Prospective students and families have been, and still are concerned about how to pay for a student’s college education, said author of the brief Dr. Laura Perna who is the James S. Riepe Professor at the University of Pennsylvania and executive director of PennAHEAD.

“… Net price calculators are one of the few mechanisms available for the prospective students and their families to get some indication of what their own costs will be based on their personal circumstances,” Perna added. “It’s quite worrisome actually that these net price calculators aren’t working the way we’d like them to.”

Dr. Laura PernaDr. Laura Perna

Under the Higher Education Opportunity Act of 2008, U.S. colleges and universities are legally required to provide prospective students with accurate information about the cost of a college information. Having this information early in the college application process and without completing a FAFSA application, the brief said, is increasingly important for first-generation, low-income students and those who do not have access to college and financial aid counselors.

Twelve of the 44 institutional NPC outputs that provided a line item for loans did not clearly differentiate loans from grants and scholarships, the brief found.

The researchers also found that among the total institutions studied, 40 percent used data that were three or four years old, and 8 percent did not state what year the used data portrays.

A possible cause to this could be that the institutions are not paying attention to the information provided on their websites, Perna said, and they “don’t have systems in place to update the net price calculators appropriately.”

There could be other challenges that would cause an institution to provide prospective students with confusing or inaccurate cost information, such as the most prominently displayed net price only includes some of the cost of attending college, the brief found.

And for a small number of institutions studied, Perna said, “we could actually not find a net price calculator so that stops you right there obviously. If you can’t find a net price calculator or if the link’s not working, then you can’t get that type of information.”

“But essentially you’re asked to put some information about your background, financial situation and family characteristics. And then the institution uses that information to give you output that should show you what the costs are, how much grant aid you’ll get, and then the net price,” she said.

The brief offers several recommendations and best practices that colleges and universities in addition to federal policymakers should implement in order to ensure that prospective students have accurate and clear information about college costs. Some of those include:

  • Considering how to ensure that four-year institutions are fulfilling their responsibility to provide current and useful cost-related information;
  • The Department of Education should revise the free NPC template to increase the usefulness and usability of information provided;
  • Making the NPC more prominently displayed on an institution’s website and is consistently working with up-to-date information;
  • Ensuring that the NPC offers useful information about the total cost of attendance without federal aid or scholarships, the mechanisms for paying those costs;
  • The calculator’s estimates fairly reflect a prospective student’s circumstances; and
  • Information regarding college costs is correctly stated across all institutional websites.
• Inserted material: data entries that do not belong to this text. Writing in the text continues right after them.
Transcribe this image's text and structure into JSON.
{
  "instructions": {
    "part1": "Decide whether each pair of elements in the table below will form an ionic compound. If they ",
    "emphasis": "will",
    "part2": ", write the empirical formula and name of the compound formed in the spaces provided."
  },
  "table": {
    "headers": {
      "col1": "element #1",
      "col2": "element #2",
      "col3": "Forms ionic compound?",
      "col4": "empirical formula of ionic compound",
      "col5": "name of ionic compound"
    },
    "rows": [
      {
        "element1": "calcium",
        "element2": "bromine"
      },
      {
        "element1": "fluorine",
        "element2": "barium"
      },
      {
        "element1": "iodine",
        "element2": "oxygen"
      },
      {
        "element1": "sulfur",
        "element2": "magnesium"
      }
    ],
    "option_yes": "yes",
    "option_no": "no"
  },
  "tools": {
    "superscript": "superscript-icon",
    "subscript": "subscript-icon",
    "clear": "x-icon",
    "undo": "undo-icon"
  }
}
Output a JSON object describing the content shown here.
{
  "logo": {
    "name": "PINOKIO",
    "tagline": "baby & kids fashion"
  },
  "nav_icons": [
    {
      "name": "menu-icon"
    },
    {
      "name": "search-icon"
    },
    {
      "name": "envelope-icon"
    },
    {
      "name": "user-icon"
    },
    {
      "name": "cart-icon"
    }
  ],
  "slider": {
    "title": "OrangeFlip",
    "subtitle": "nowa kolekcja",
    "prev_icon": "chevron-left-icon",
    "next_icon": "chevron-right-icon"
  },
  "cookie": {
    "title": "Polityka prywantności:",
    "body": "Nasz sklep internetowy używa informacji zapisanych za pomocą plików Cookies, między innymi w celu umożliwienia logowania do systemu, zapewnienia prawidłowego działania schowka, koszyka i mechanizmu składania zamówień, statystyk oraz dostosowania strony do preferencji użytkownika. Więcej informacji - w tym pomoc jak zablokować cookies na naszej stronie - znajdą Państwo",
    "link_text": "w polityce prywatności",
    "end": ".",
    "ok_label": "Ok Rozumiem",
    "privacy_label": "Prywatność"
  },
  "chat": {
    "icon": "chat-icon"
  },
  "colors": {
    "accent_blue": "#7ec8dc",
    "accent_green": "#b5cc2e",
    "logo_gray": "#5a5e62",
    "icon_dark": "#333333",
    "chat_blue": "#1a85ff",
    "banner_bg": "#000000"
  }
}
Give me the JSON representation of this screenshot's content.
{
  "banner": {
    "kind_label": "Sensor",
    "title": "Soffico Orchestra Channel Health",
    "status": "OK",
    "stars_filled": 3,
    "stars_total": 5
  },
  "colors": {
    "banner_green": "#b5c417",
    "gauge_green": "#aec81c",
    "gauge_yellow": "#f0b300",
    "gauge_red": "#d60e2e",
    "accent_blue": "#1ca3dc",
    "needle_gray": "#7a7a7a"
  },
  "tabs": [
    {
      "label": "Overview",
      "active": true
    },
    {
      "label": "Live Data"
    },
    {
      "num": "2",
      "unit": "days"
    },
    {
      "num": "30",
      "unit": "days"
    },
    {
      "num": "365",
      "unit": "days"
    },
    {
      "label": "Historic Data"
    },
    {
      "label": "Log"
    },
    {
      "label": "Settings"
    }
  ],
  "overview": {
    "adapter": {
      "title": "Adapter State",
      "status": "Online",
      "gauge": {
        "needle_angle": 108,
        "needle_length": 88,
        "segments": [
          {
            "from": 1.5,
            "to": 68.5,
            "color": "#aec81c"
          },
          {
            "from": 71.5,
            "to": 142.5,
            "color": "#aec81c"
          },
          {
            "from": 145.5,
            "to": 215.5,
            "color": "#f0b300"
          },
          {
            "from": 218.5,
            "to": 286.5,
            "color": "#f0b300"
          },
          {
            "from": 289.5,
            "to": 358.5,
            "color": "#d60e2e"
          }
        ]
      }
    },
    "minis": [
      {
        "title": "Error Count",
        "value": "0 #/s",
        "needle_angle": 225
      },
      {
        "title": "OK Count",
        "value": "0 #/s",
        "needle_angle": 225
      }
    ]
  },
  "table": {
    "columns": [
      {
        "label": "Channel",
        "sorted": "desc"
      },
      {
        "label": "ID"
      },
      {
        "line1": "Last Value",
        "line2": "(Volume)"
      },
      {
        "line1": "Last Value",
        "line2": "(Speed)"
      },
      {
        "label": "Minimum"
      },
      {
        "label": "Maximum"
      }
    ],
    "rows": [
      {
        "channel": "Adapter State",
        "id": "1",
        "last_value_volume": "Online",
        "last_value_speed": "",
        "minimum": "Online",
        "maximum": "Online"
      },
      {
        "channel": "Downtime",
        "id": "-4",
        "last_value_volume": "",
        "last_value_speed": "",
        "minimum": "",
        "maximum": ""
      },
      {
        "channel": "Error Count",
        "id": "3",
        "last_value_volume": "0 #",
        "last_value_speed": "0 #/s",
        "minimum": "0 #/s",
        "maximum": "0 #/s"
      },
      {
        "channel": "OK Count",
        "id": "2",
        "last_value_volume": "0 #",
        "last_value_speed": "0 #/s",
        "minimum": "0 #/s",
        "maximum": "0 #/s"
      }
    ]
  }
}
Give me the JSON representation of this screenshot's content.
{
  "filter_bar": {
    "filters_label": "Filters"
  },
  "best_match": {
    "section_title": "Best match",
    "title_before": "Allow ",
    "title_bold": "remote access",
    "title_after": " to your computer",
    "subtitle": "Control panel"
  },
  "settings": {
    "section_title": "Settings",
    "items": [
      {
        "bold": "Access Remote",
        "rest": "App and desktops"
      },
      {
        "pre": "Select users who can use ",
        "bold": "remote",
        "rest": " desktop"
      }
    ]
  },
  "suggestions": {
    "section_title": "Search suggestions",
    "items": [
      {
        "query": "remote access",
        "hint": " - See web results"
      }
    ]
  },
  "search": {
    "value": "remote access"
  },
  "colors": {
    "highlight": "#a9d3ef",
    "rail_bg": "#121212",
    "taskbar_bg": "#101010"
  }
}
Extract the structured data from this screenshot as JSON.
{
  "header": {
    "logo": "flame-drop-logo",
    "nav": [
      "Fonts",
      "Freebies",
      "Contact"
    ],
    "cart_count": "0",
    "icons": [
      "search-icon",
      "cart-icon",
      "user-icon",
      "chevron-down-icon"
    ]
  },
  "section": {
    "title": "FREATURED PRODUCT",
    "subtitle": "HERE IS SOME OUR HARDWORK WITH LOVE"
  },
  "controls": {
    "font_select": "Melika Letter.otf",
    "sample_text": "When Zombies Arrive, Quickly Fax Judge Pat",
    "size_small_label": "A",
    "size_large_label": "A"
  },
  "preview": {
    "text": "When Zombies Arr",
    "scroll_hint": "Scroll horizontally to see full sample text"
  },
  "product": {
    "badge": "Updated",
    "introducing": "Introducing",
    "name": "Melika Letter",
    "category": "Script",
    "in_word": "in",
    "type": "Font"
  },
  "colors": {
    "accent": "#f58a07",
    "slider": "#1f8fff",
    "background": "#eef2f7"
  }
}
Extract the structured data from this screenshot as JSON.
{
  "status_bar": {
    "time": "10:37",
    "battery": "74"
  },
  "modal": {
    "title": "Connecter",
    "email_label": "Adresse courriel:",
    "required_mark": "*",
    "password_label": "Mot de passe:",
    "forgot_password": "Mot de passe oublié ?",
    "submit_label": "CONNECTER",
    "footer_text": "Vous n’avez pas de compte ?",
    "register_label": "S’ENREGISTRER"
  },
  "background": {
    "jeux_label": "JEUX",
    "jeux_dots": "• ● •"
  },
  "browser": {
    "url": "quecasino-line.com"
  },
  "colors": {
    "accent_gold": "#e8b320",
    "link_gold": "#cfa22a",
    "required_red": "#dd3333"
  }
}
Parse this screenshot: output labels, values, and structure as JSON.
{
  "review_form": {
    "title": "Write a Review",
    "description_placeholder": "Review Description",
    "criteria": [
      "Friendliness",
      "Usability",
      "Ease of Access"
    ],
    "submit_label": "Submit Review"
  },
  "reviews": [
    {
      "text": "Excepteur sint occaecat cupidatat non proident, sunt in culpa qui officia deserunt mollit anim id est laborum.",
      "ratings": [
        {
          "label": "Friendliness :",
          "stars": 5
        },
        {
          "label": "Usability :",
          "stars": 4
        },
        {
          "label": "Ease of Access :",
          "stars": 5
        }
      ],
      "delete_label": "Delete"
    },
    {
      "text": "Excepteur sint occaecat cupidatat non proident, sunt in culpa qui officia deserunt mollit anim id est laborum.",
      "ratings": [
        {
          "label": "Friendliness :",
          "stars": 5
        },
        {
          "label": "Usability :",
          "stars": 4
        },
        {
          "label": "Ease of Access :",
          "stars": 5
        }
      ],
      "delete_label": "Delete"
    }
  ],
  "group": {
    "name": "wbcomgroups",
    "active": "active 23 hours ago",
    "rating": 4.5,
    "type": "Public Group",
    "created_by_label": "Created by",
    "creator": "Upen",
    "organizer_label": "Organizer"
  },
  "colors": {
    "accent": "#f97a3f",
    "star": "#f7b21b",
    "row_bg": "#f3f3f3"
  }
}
Three bipartisan bills recently introduced  focus on establishing better information to prospective students about the cost of a college education. One of the proposed bills, the Net Price Calculator Improvement Act, would require the Department of Education establish a central website where prospective students could locate and compare the net prices of an education at several colleges.

Perna said that it’s good that the federal legislature is continuing to pay attention to this issue.

“The persistence of these problematic practices suggest that attention by federal policymakers continues to be really important,” Perna said. Also important to keep in mind, she said, “is that individual colleges and universities continue to really look at what they’re doing with what types of information they’re providing to students about college costs and whether they’re enabling students from getting the information they need.”